Omicidio a Cesena: l'ergastolano lancia accuse dal carcere

Cesena

Lettere dal carcere. A scrivere, parlando direttamente alla stampa per la prima volta da quando fu arrestato per omicidio, è il 62enne Salvatore Di Giacomo: condannato all’ergastolo per aver accoltellato a morte l’odiato vicino di casa Davide Calbucci. L’uomo, in attesa di Appello, racconta in una quindicina di pagine fatte di articoli pubblicati dal Corriere Romagna, querele sporte ed altri atti giudiziari, di come a suo vedere se la giustizia avesse fatto il suo corso a molti anni dalla data dell’omicidio, lui a quest’ora sarebbe a spasso col suo cane per il parco Fornace Marzocchi e non ci sarebbe stato alcun delitto. Se la prende con gli inquirenti, che accusa di non aver mai guardato a lui anche sotto una luce innocentistica. Ma anche con l’avvocato che lo aveva difeso dal momento dell’arresto fino alla prima parte del processo.

La lite del 2016

«Se chi di dovere avesse guardato meglio alle denunce che ho sporto in passato - racconta l’ergastolano Di Giacomo nei suoi scritti a penna - adesso forse nei guai ci sarebbe Davide Calbucci ed io sarei tranquillamente a spasso col mio cane come ogni giorno nel parco Fornace Marzocchi». Nel settembre 2016 Di Giacomo sporse denuncia contro Calbucci. Uscendo di casa sulle scale del condominio trovò le finestre aperte. Vide Calbucci al parco e, come avvenuto altre volte in passato, ci litigò nella convinzione che per la propria salute quelle finestre dovessero stare chiuse. «Calbucci mi aggredì e mi colpì. Poi indietreggiò e disse di essere stato da me aggredito. Io denunciai il tutto ma per Calbucci non ci furono conseguenze. Se lo avessero accusato e condannato per calunnia in quel frangente gli episodi poi avvenuti in futuro non ci sarebbero stati». Le ricostruzioni fatte su quell’episodio dicono che anche in quel caso sarebbe stato Di Giacomo ad aggredire. Versioni ed indagini che in generale il condannato all’ergastolo contesta anche esplicitamente. «Il pm Brunelli ed i giudici dicono che la mia compagna ha fatto falsa testimonianza. Però non hanno tenuto in nessun conto il fatto che uno dei testimoni dell’omicidio, parlando in aula, abbia ricostruito l’accaduto in maniera diversa.
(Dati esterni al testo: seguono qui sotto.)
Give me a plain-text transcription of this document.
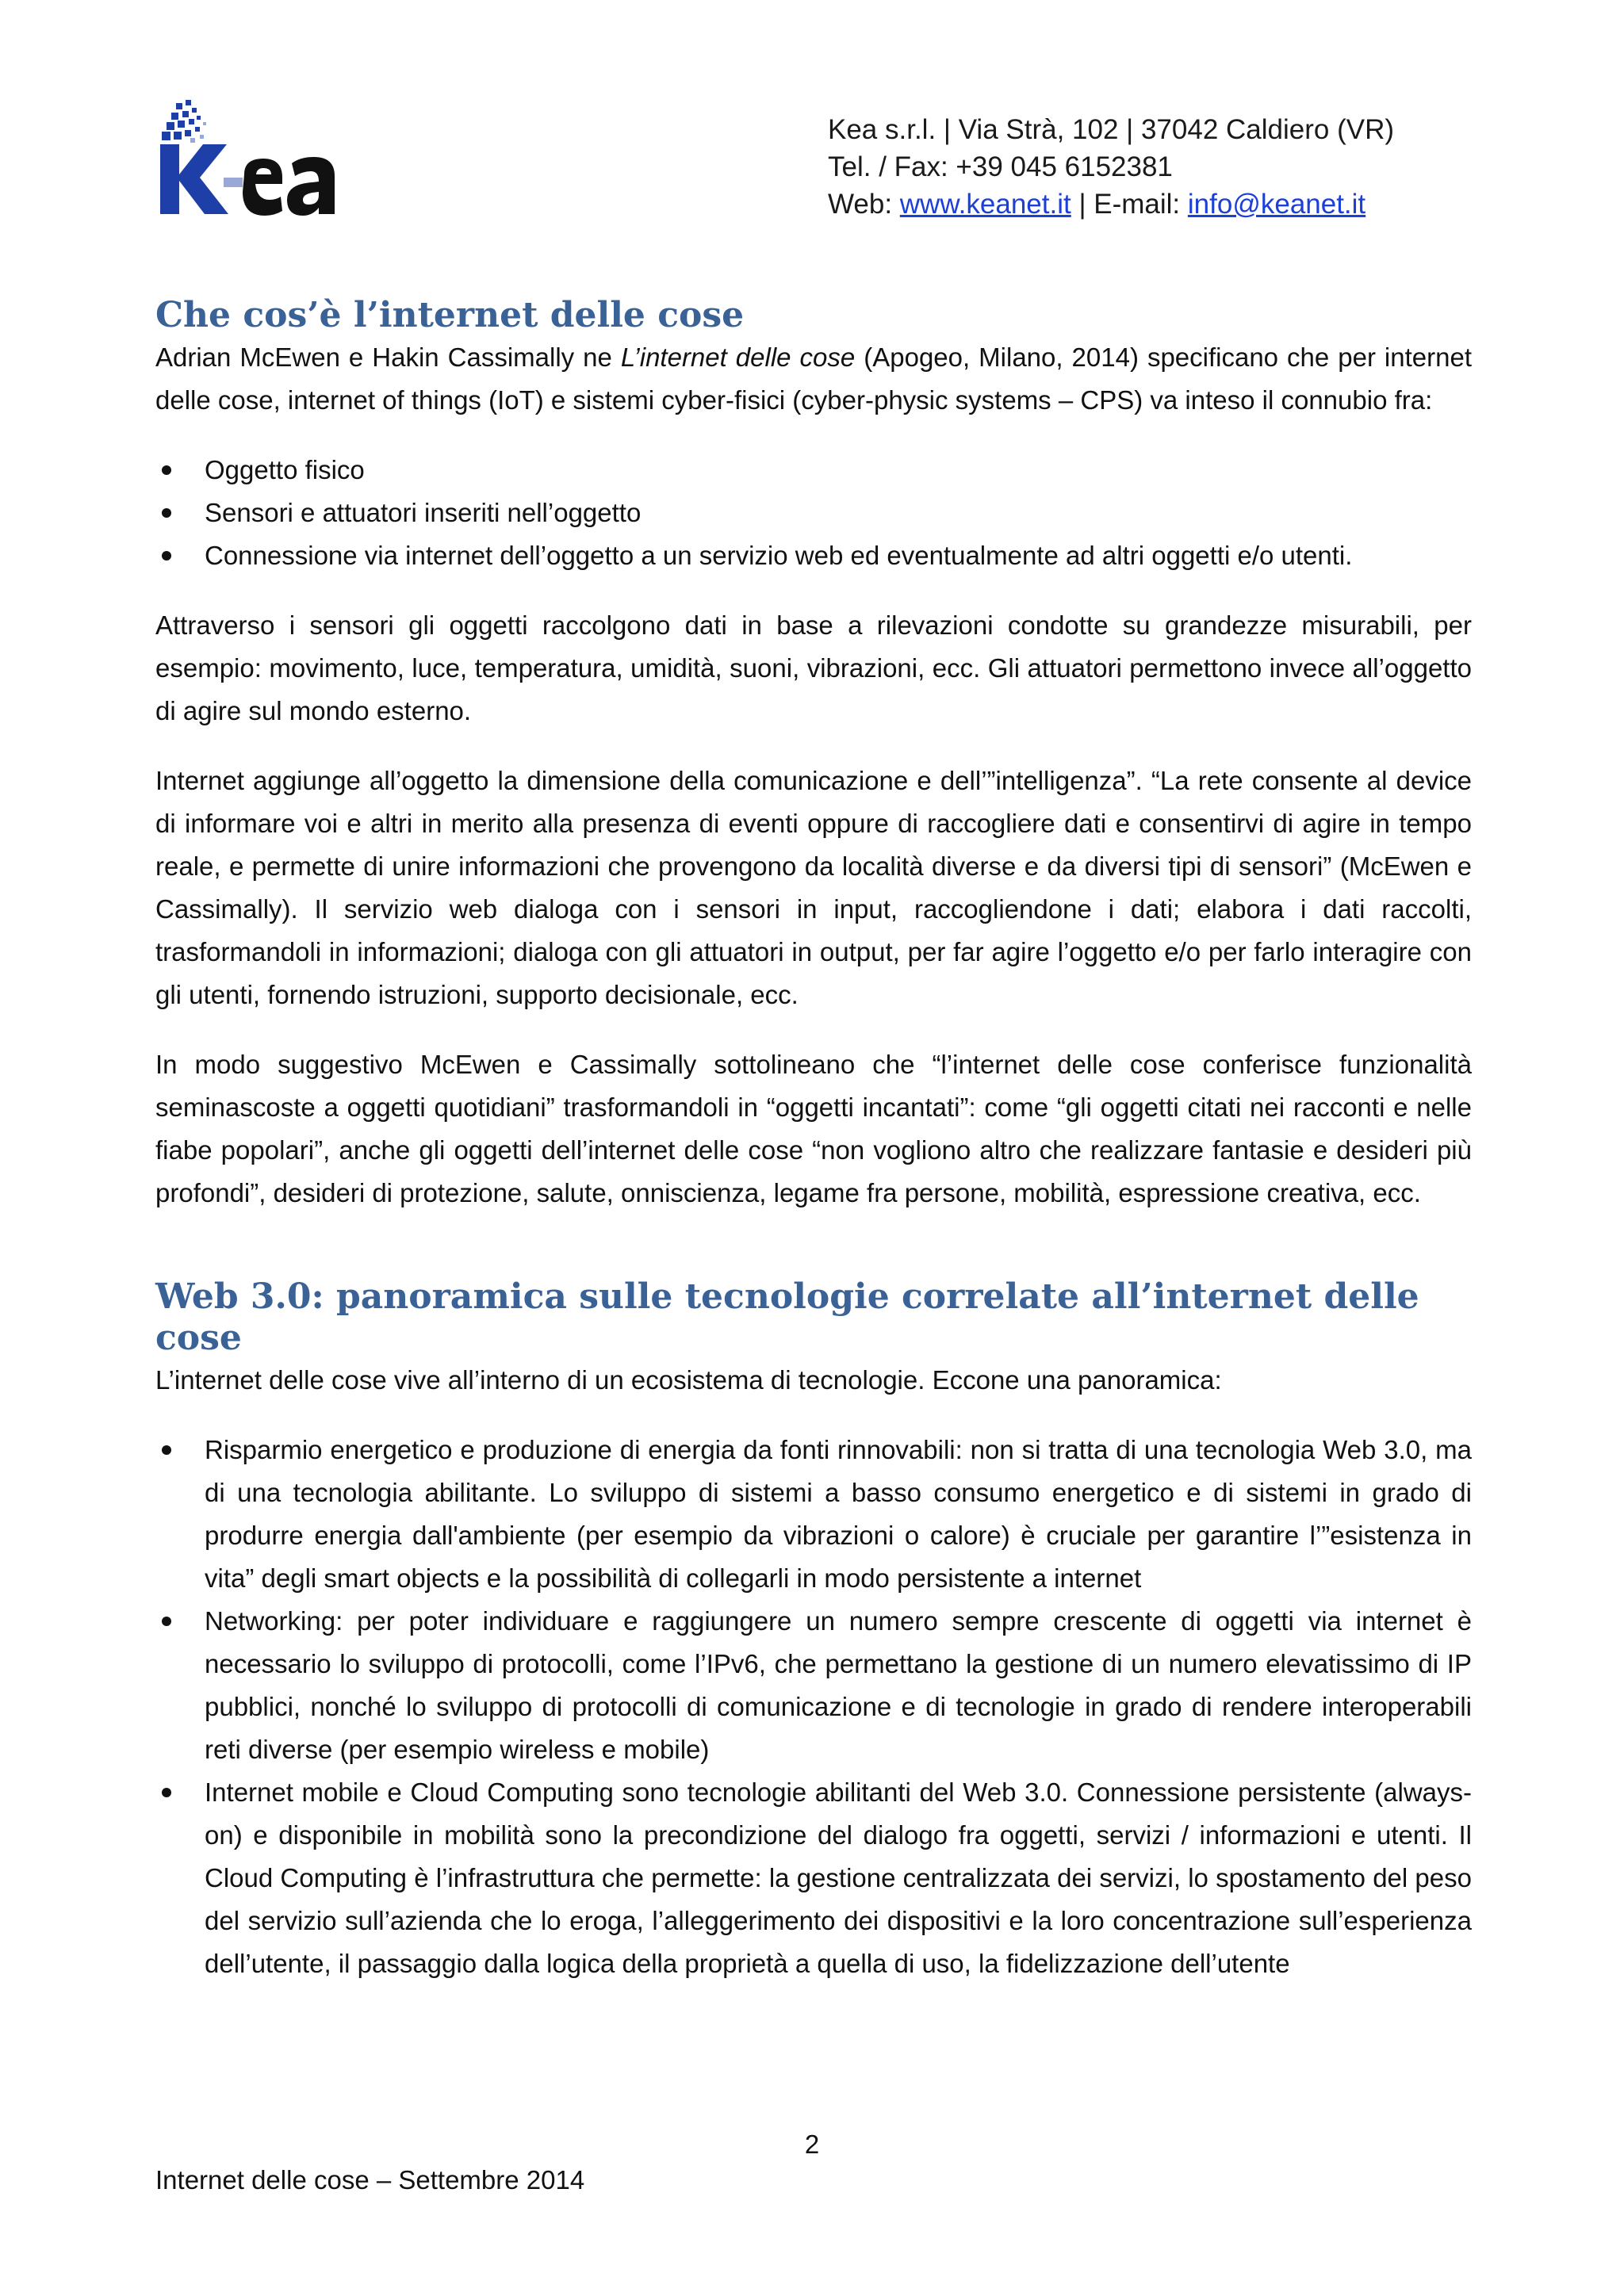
Kea s.r.l. | Via Strà, 102 | 37042 Caldiero (VR)
Tel. / Fax: +39 045 6152381
Web: www.keanet.it | E-mail: info@keanet.it
Che cos’è l’internet delle cose

Adrian McEwen e Hakin Cassimally ne L’internet delle cose (Apogeo, Milano, 2014) specificano che per internet delle cose, internet of things (IoT) e sistemi cyber-fisici (cyber-physic systems – CPS) va inteso il connubio fra:

Oggetto fisico
Sensori e attuatori inseriti nell’oggetto
Connessione via internet dell’oggetto a un servizio web ed eventualmente ad altri oggetti e/o utenti.

Attraverso i sensori gli oggetti raccolgono dati in base a rilevazioni condotte su grandezze misurabili, per esempio: movimento, luce, temperatura, umidità, suoni, vibrazioni, ecc. Gli attuatori permettono invece all’oggetto di agire sul mondo esterno.

Internet aggiunge all’oggetto la dimensione della comunicazione e dell’”intelligenza”. “La rete consente al device di informare voi e altri in merito alla presenza di eventi oppure di raccogliere dati e consentirvi di agire in tempo reale, e permette di unire informazioni che provengono da località diverse e da diversi tipi di sensori” (McEwen e Cassimally). Il servizio web dialoga con i sensori in input, raccogliendone i dati; elabora i dati raccolti, trasformandoli in informazioni; dialoga con gli attuatori in output, per far agire l’oggetto e/o per farlo interagire con gli utenti, fornendo istruzioni, supporto decisionale, ecc.

In modo suggestivo McEwen e Cassimally sottolineano che “l’internet delle cose conferisce funzionalità seminascoste a oggetti quotidiani” trasformandoli in “oggetti incantati”: come “gli oggetti citati nei racconti e nelle fiabe popolari”, anche gli oggetti dell’internet delle cose “non vogliono altro che realizzare fantasie e desideri più profondi”, desideri di protezione, salute, onniscienza, legame fra persone, mobilità, espressione creativa, ecc.

Web 3.0: panoramica sulle tecnologie correlate all’internet delle cose

L’internet delle cose vive all’interno di un ecosistema di tecnologie. Eccone una panoramica:

Risparmio energetico e produzione di energia da fonti rinnovabili: non si tratta di una tecnologia Web 3.0, ma di una tecnologia abilitante. Lo sviluppo di sistemi a basso consumo energetico e di sistemi in grado di produrre energia dall'ambiente (per esempio da vibrazioni o calore) è cruciale per garantire l’”esistenza in vita” degli smart objects e la possibilità di collegarli in modo persistente a internet
Networking: per poter individuare e raggiungere un numero sempre crescente di oggetti via internet è necessario lo sviluppo di protocolli, come l’IPv6, che permettano la gestione di un numero elevatissimo di IP pubblici, nonché lo sviluppo di protocolli di comunicazione e di tecnologie in grado di rendere interoperabili reti diverse (per esempio wireless e mobile)
Internet mobile e Cloud Computing sono tecnologie abilitanti del Web 3.0. Connessione persistente (always-on) e disponibile in mobilità sono la precondizione del dialogo fra oggetti, servizi / informazioni e utenti. Il Cloud Computing è l’infrastruttura che permette: la gestione centralizzata dei servizi, lo spostamento del peso del servizio sull’azienda che lo eroga, l’alleggerimento dei dispositivi e la loro concentrazione sull’esperienza dell’utente, il passaggio dalla logica della proprietà a quella di uso, la fidelizzazione dell’utente
2
Internet delle cose – Settembre 2014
Nei primi giorni ha parlato del coltello e della mia bicicletta collocandoli in una maniera; a processo ha detto cose diverse. Ma questo non è stato valutato, come non sono state valutate con lo stesso metro tutte le cose a mia discolpa». Di Giacomo non ha particolari problemi neppure a lanciarsi contro chi per primo lo aveva difeso dalle accuse di omicidio. «All’avvocato che avevo d’ufficio non ho mai firmato una nomina di fiducia. Ha ricevuto dalla mia compagna 3.500 euro dalla vendita di una moto. Per pagare la mia perizia psichiatrica che non è mai stata fatta». Una spesa che è stata anche rendicontata con tanto di fattura ricevuta in carcere. Una denuncia, quella di Di Giacomo, della quale il suo ex avvocato è a conoscenza: «Da quanto so il tutto è già stato esaminato sia dall’Ordine che dalla magistratura inquirente, senza che fossero ravvisate violazioni. Detto questo non ho tempo né voglia di querelare per calunnia Di Giacomo. Ho ben altro a cui pensare nella quotidianità della mia vita lavorativa» ha chiosato il legale.